PS; as far as those friends who didn't watch Bowling for Columbine, well that's their loss...when they're comibing grayed tresses maybe they'll get "the zap on their heads," a positive anything always trumps a negative nothing...now that you've mentioned it, I think I'll go and check Million Dollar Baby @ a matinee myself...
CeeP.

mj said...

my optimism dangles next to my wristwatch? i have other names for that thing but. . .so you are saying that by procreating i'm demonstrating my ultimate optimism? i'd agree w/ that.

as for this idea that the flat earth society will always exist in whatever context w/ whatever specifics, i recognize you are correct but i think it noble to rage against injustice none the less. and in our age of mass communication, it seems conceivable to me we could speed up the learning curve, (er, the evolutionary curve.) why not? we have the words of geniuses of yesteryear available like so many stone steps for climbing the mountain. we are all standing on the shoulders of giants so why not become more intensive about getting the message out? why not try harder? i have people who tell me to just relax, one can't change the world. . .i think bono said "i can't change the world, but i can change the world in me," and to that i say, why can't you change the world. it is easier and easier all the time. (still hard, but easier than it was.)

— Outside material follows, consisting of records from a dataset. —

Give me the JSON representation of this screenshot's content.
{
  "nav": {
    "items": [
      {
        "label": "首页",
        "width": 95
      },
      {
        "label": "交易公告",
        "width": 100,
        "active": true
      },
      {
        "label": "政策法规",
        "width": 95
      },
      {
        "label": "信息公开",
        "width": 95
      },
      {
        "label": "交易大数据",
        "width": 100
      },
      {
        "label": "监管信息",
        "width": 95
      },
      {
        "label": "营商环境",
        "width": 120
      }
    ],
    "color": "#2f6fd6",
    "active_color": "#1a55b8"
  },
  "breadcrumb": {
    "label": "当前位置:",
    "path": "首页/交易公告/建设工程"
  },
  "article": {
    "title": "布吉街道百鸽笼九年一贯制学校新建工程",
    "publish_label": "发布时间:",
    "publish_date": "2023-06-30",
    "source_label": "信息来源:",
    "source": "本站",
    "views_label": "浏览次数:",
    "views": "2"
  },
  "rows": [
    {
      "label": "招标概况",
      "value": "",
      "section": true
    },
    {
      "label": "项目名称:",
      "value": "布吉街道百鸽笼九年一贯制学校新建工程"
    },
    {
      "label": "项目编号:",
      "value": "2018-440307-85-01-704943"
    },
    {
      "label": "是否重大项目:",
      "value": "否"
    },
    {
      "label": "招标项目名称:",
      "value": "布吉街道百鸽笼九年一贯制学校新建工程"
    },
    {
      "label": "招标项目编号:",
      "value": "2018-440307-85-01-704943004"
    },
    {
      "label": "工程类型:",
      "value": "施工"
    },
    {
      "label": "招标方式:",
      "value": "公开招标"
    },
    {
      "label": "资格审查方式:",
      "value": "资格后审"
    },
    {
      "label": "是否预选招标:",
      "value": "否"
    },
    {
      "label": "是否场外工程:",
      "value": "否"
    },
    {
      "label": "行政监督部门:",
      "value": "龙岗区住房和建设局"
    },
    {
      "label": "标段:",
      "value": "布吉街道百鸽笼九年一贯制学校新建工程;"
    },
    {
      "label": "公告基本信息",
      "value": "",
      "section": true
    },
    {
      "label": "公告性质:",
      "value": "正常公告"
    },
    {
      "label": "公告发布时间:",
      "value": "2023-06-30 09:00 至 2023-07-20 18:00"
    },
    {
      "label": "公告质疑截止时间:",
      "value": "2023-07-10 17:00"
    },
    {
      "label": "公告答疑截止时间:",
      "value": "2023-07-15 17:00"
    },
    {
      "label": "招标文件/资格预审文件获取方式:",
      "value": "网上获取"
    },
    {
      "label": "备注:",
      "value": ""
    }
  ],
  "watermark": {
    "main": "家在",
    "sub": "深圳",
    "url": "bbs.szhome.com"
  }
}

i will be among the first to identify the big j as a communist. no question. and certainly the people who profess to be so close to him today would be turned way off by the historical man of he could appear before them today. i imagine the big j would take one look at jerry falwell and instinctively know to just punch his lights out. how do you say "creep," in aramaic? (and why is mel gibson complaining about a guy who speaks to god for stalking him? clearly god wanted the guy to meet up with mel. he told him so.
thanx for the commentary, ceep. i definitely enjoy your perspective.